3. Space Out Your Active Ingredients
Since retinol can be sensitizing even after an initial purging period, it’s best to avoid applying it before or after other heavy hitters. “It shouldn’t be started at the same time as other active ingredients like exfoliating acids or vitamin C,” Dr. Samolitis explains.
Retinol is best for nighttime use. Save your vitamin C serum and exfoliants for your morning skincare routine, and/or use the latter on your non-retinol nights.
Note: Retinol will also make your skin more susceptible to sun damage, so SPF is an absolute must for daytime—full stop. In addition to (but not in lieu of) sunscreen, HUM’s Turn Back Time can help protect your skin against UV damage from within.
4. Hydrate and Heal
According to Benjamin, properly hydrating your skin with humectants—i.e., substances that attract water and prevent moisture loss—can help combat the retinol uglies in the form of dry patches and irritation. Hyaluronic acid and glycerin are among the best of the hydrating bunch, the first of which you can find in facile’s Dew You serum.
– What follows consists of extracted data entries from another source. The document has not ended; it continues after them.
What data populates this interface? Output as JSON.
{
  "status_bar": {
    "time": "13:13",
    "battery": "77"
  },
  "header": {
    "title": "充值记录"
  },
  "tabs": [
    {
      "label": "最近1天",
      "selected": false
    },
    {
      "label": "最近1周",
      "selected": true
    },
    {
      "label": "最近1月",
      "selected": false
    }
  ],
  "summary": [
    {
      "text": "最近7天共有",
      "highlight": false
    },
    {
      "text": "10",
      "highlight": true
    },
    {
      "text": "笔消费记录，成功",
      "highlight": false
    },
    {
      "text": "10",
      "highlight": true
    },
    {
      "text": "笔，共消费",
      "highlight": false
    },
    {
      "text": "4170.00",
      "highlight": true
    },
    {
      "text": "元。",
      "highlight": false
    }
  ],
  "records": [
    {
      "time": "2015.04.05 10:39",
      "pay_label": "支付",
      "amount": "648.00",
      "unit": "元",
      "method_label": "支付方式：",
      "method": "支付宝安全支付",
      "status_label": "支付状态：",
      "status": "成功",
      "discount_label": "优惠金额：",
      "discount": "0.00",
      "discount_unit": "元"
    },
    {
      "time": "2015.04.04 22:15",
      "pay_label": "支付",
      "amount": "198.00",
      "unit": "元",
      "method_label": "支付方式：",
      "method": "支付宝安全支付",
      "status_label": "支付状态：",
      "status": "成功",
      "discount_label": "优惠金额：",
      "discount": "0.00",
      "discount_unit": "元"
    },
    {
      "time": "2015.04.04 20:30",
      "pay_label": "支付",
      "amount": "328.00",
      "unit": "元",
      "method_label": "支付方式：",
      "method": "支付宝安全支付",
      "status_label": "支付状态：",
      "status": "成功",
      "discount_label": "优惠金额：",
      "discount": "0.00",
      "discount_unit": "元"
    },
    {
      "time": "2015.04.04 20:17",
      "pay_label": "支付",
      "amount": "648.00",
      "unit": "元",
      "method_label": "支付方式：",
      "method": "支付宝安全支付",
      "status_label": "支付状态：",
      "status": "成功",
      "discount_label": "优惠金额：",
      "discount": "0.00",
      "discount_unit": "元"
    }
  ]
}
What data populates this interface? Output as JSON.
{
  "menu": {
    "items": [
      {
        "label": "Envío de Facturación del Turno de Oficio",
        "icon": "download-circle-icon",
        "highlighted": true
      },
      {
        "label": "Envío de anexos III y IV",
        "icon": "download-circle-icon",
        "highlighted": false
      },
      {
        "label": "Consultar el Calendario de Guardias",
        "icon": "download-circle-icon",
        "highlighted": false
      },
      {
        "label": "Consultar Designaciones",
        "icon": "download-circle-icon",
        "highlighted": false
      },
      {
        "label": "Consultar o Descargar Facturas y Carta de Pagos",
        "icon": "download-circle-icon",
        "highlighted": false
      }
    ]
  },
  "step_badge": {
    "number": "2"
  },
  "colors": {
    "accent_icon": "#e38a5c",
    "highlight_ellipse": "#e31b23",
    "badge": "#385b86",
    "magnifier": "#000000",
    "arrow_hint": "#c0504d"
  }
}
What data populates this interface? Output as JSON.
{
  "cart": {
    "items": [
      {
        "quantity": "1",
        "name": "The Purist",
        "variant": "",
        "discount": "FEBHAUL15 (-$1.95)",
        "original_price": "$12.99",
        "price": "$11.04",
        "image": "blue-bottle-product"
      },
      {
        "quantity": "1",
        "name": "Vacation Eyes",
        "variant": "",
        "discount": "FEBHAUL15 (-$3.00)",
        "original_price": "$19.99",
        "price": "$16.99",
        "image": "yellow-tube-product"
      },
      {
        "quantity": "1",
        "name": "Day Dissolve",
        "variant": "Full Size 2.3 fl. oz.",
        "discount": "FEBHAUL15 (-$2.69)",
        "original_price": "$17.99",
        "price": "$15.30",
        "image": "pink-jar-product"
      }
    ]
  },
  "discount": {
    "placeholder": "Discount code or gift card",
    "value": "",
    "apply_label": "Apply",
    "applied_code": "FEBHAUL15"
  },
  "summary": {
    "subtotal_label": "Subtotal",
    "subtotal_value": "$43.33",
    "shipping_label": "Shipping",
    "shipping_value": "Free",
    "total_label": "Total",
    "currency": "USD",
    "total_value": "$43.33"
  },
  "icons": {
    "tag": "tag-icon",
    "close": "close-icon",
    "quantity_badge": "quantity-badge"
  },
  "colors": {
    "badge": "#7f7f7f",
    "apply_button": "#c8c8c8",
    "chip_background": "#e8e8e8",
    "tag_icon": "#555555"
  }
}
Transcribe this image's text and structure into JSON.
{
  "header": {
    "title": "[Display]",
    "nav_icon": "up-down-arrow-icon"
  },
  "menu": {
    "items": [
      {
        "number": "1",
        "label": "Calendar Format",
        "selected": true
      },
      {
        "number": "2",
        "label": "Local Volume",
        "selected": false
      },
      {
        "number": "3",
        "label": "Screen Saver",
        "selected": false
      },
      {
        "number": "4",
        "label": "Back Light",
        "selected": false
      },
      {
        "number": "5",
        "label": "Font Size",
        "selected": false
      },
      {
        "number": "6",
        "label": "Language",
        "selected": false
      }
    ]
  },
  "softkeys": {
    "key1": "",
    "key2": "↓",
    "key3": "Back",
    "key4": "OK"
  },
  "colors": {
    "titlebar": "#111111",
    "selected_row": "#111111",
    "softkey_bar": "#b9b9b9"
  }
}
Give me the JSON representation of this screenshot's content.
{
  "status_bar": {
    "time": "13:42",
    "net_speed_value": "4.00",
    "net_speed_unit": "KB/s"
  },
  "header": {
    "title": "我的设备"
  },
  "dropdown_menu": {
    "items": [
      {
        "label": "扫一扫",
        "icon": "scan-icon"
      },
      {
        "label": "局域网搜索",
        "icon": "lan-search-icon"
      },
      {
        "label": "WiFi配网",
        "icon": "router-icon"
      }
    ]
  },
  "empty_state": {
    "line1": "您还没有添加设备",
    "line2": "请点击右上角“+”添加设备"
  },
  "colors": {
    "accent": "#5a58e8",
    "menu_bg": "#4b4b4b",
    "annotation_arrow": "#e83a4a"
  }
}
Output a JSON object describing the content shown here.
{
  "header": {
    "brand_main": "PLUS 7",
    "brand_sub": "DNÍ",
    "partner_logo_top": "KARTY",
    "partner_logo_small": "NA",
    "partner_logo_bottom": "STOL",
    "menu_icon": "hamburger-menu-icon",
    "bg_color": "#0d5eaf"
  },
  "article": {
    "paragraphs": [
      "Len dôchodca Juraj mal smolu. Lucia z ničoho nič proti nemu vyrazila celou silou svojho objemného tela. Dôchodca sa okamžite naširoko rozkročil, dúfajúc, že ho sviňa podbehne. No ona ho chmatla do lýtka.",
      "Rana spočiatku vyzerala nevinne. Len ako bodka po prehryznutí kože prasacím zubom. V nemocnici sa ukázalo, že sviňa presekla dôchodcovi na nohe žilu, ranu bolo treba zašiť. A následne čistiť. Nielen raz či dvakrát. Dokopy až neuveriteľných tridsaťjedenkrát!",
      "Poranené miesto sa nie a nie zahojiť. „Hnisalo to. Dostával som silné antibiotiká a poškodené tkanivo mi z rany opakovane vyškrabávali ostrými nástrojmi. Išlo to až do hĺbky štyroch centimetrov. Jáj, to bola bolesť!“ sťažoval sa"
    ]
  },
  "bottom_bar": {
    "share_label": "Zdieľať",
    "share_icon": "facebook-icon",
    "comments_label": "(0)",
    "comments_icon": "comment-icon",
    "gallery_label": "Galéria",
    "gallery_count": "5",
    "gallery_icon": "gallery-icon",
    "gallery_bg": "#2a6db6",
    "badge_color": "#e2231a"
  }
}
Growth factors are another ingredient that can offer relief, especially where breakouts and inflammation are concerned. “They speed up healing, [which can] help control purging,” Benjamin explains. Her own EGF Activating Serum also packs yeast extracts to accelerate healing; moreover, she adds that the formula “helps to lift the post-inflammatory hyperpigmentation (PIH) left behind from breakouts.” Bonus: EGFs are gentle enough to apply twice daily—even in tandem with your retinoid of choice.
5. Moisturize Like You Mean It
When dealing with the retinol uglies, a good moisturizer will be your saving grace. “If your skin gets too dry, especially if you’re dealing with purging, it will compound the issue because your skin will overproduce oil [to compensate],” says Benjamin. “So always be sure to properly moisturize your skin when using retinol.”
In my own recent bouts with retinol purging, highly occlusive moisturizers have worked wonders to rebalance my skin. I’ve relied on REN Clean Skincare’s Evercalm™ Overnight Recovery Balm and Ranavat’s Restoring Moonseed Treatment. Both boast calming, intensely nourishing ingredients that don’t exacerbate my oily, acne-prone skin—yet they effectively complement dry skin, purge or no purge, as well.